An end to water debate?
City councilors are poised to reaffirm their support tonight for the community’s 50-year water supply plan, potentially drawing to a close one of the Charlottesville area’s most heated policy debate in years.
Three councilors — David Brown, Satyendra Huja and Julian Taliaferro — said Sunday that they intend to back a resolution reiterating the council’s 2006 endorsement of the $142.8 million proposal, which has been questioned in recent months by a growing contingent of city residents and leaders. The Albemarle County Board of Supervisors last month unanimously approved the plan for a second time.
“I think we need to move ahead with it,” Taliaferro said. “I don’t want to gamble with the future of the community’s water supply.”
But a new, and possibly influential, critic has emerged on the eve of the important vote: Kendra Hamilton, one of the five councilors who originally endorsed the water supply plan.
Hamilton is urging her former colleagues to postpone the vote and to commission additional studies exploring other options.
“I really don’t understand the hurry,” said Hamilton, who sent a long e-mail this weekend to city leaders explaining her opposition to council’s resolution.

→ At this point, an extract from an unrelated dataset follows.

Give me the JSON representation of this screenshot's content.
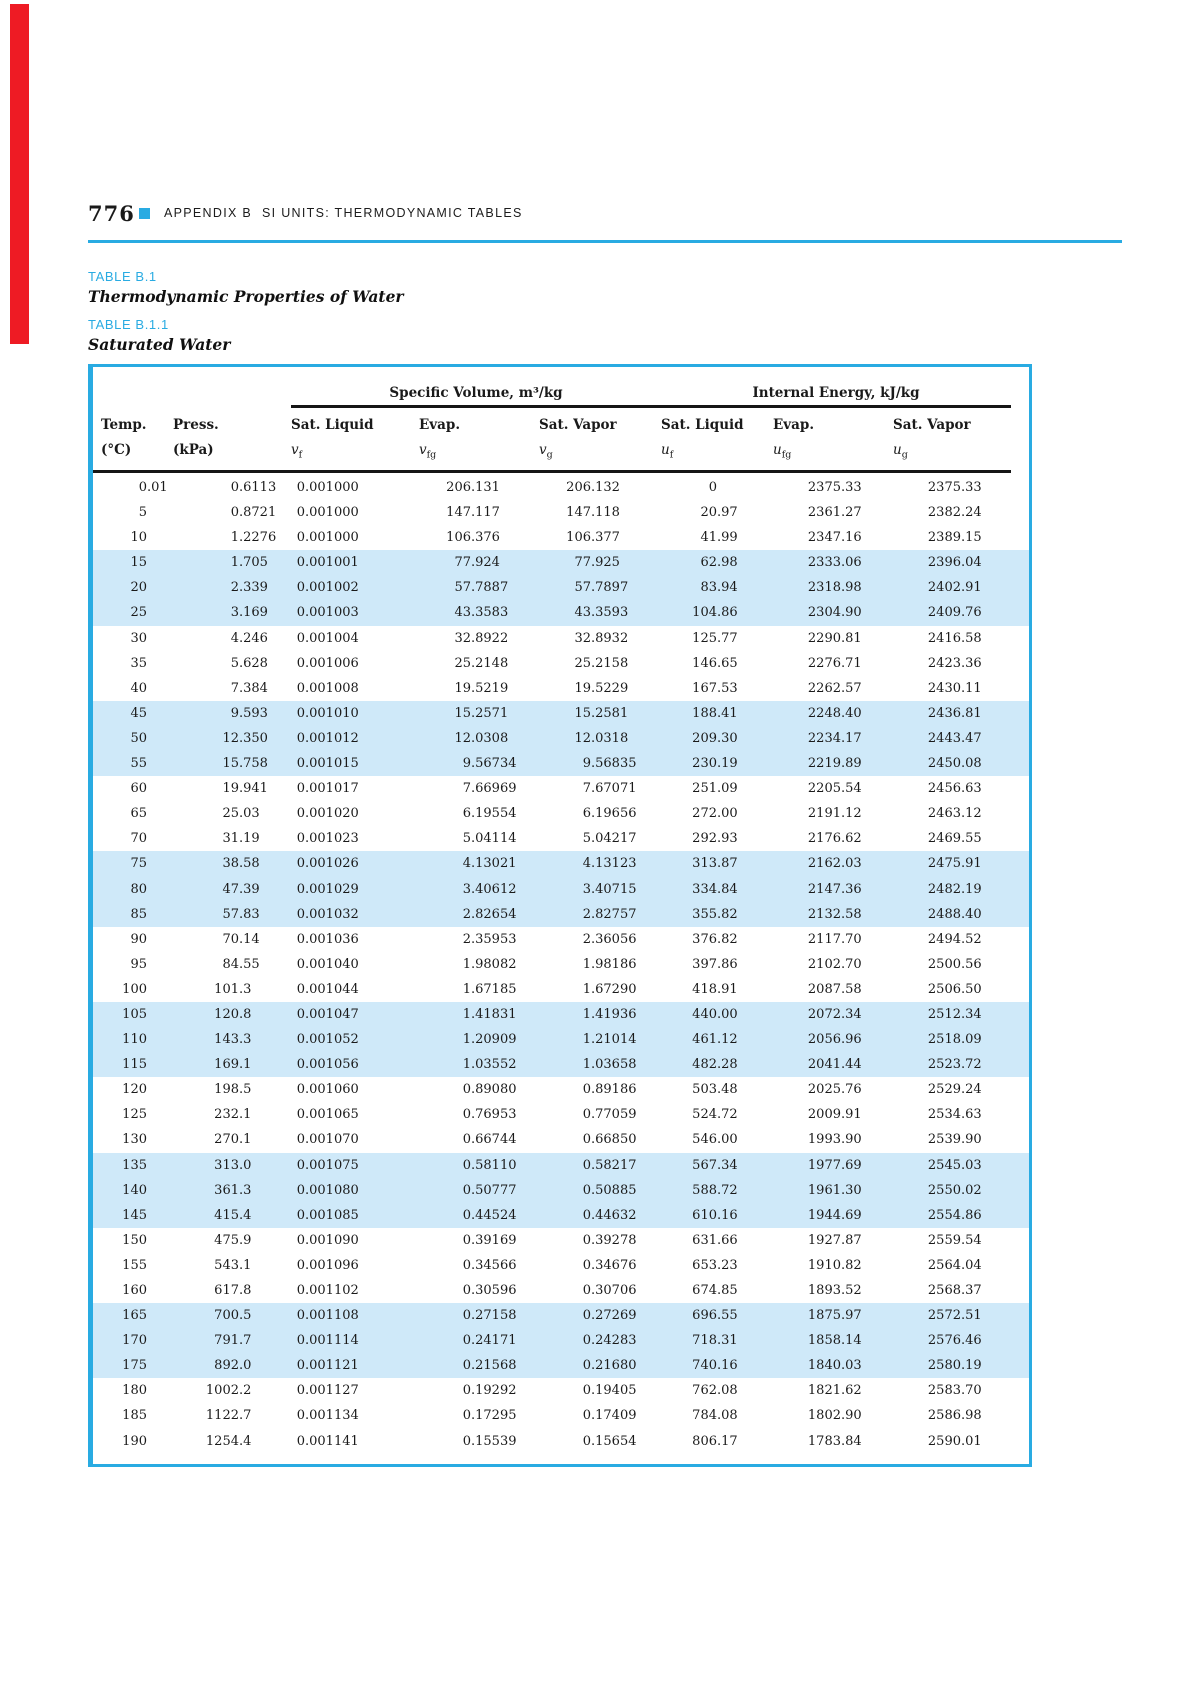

“Right now, when people have so many questions, to have a public hearing and then two weeks later endorse the plan as if nothing was said sends the wrong message.”
The plan calls for the construction of a new dam at the Ragged Mountain Reservoir and, to fill it to capacity, the building of a pipeline from the South Fork Rivanna Reservoir. The water level in the reservoir would be raised by 45 feet — increasing storage from 464 million gallons to 2.19 billion — while submerging an estimated 180 acres of forest.
Detractors, including former Councilor Kevin Lynch, contend that dredging silt out of the South Fork reservoir is a better option that would save millions.
The Rivanna Water and Sewer Authority rejected dredging as an alternative after a consultant concluded that it could cost up to $223 million. However, other consultants have estimated in recent weeks that dredging might only cost between $20 million and $35 million.
Lynch and other opponents of the plan have beseeched councilors to support a study of dredging to see if it is truly a viable alternative. He and others have generated a list of options that include dredging and would cost between $80 million and $110 million. Some parts of the plan, including the expansion of treatment plants and infrastructure replacement, need to happen regardless of whether dredging is used.
Now Hamilton is joining the growing chorus of those who think more study is necessary.
“If the plan is so strong it ought to be able to withstand a little scrutiny,” she said. “And if there’s a rush, maybe the plan is not as strong as they are saying.”
However, a letter sent last week by the deputy chief of the state’s Department of Environmental Quality cast doubt on the feasibility of dredging the South Fork to solve the area’s water requirements.
The department “does not believe that the projected water need can be met through dredging alone” and that dredging would require another permit application, Richard Weeks wrote to councilors and dredging advocates.
That’s why the plan on the table is the best choice, Councilor Brown said. Building a 45-foot dam is cost-effective, and the plan will help the environment by restoring the Moormans River, he added.
“Dredging is just not a particularly attractive financial option,” he said.
Brown, Taliaferro and Huja all said Sunday that maintenance dredging to improve the reservoir is worth considering, but that it should not be a substitute for the $142.8 million proposal.
Mayor Dave Norris thinks there’s a middle ground and will float a compromise solution tonight. He backs the resolution but also wants to commission a dredging feasibility study.
“I support moving forward with the design of this system,” he said. “Right now we have no support that dredging is even feasible. But let’s also move forward expeditiously on exploring dredging.”